We have demanded that these documents are summoned once again and examined in the presence of the attorneys of the parties on grounds that the content and composition of the 90 pages sent by the Intelligence Department was known to merely the Head of Intelligence Department and the Delegated Judge, that the parties to the case and the Court have not seen these documents that were sent back, that it was imperative to carry out the examination in the presence of the parties in order to ensure the right to fair and effective trial and that denial of these documents from the case, the Court, the parties to the case as well as their legal representatives had no legal justification.
However our demand was rejected by the Court.
4) Since the beginning of the trial almost in every hearing we raised demands concerning the Telecommunication Communication Presidency (TİB) and questions to pose to this institution. The court has accepted almost all of these demands and conveyed these questions and demands to TİB through its interim decisions.
TİB has sent the letters vis-à-vis the court’s letters however it did not respond to any of the questions posed in the interim decision of the Court in any of these letters, neither did it take action in accordance with the interim decisions.
It has been observed that TİB deliberately avoided responding to the questions and taking any action according to the decisions in its letters sent to the Court.

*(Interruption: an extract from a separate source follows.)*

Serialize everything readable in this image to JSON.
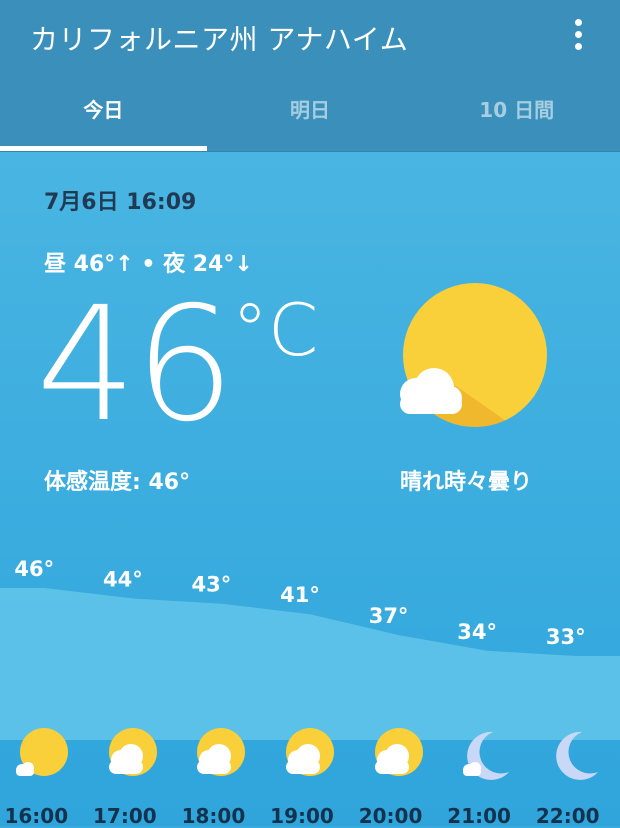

These letters were merely printed copies of each other prepared by the concerned institution which contained information on the law, regulation and relevant legislation, and statements totally irrelevant to the interim decision.
5) According to the evaluations contained in the Prime Ministry Inspection Board report, wiretapping conducted within the scope of interceptions revealed that the transcript of telephone conversation between Erhan Tuncel and Dilek Bedir, as well as the recorded interception was cut to leave the impression that they do not contain the entire conversation. This voice recording which was among the audio CDs lasted 00:00:19 seconds. However this conversation which is recorded among conversation details contained in html file no (17) at İstanbul TEM (Anti-Terror Unit of Security Directorate) Unit with no : 79 231970619 lasted 00:01:14 seconds.
Prime Ministry Inspection Board had requested that letters be sent to Trabzon Security Directorate, İstanbul Security Directorate and TİB in order to elucidate the evaluation regarding this conversation between Erhan Tuncel - Dilek Bedir, and this demand had been accepted at the hearing on 26.01.2009.
In accordance with the interim decision a letter was sent to İstanbul Security Directorate and in response to the letter on 28.02.2009 the following reply which totally contradicts not only with the truth but also with the documents contained in the file ; “No record of any contacts between Erhan Tuncel’s and Dilek Bedir’s telephone has been identified”.
In the light of the interim decisions and Court processes, only a part of which have been given above as an example, it would not be an exaggeration to say that in consideration of the point arrived today the investigation that is being conducted is far from elucidating the backstage of Hrant Dink’s murder, from revealing the organized structure, from revealing the truth hence too far from the aim of the trial.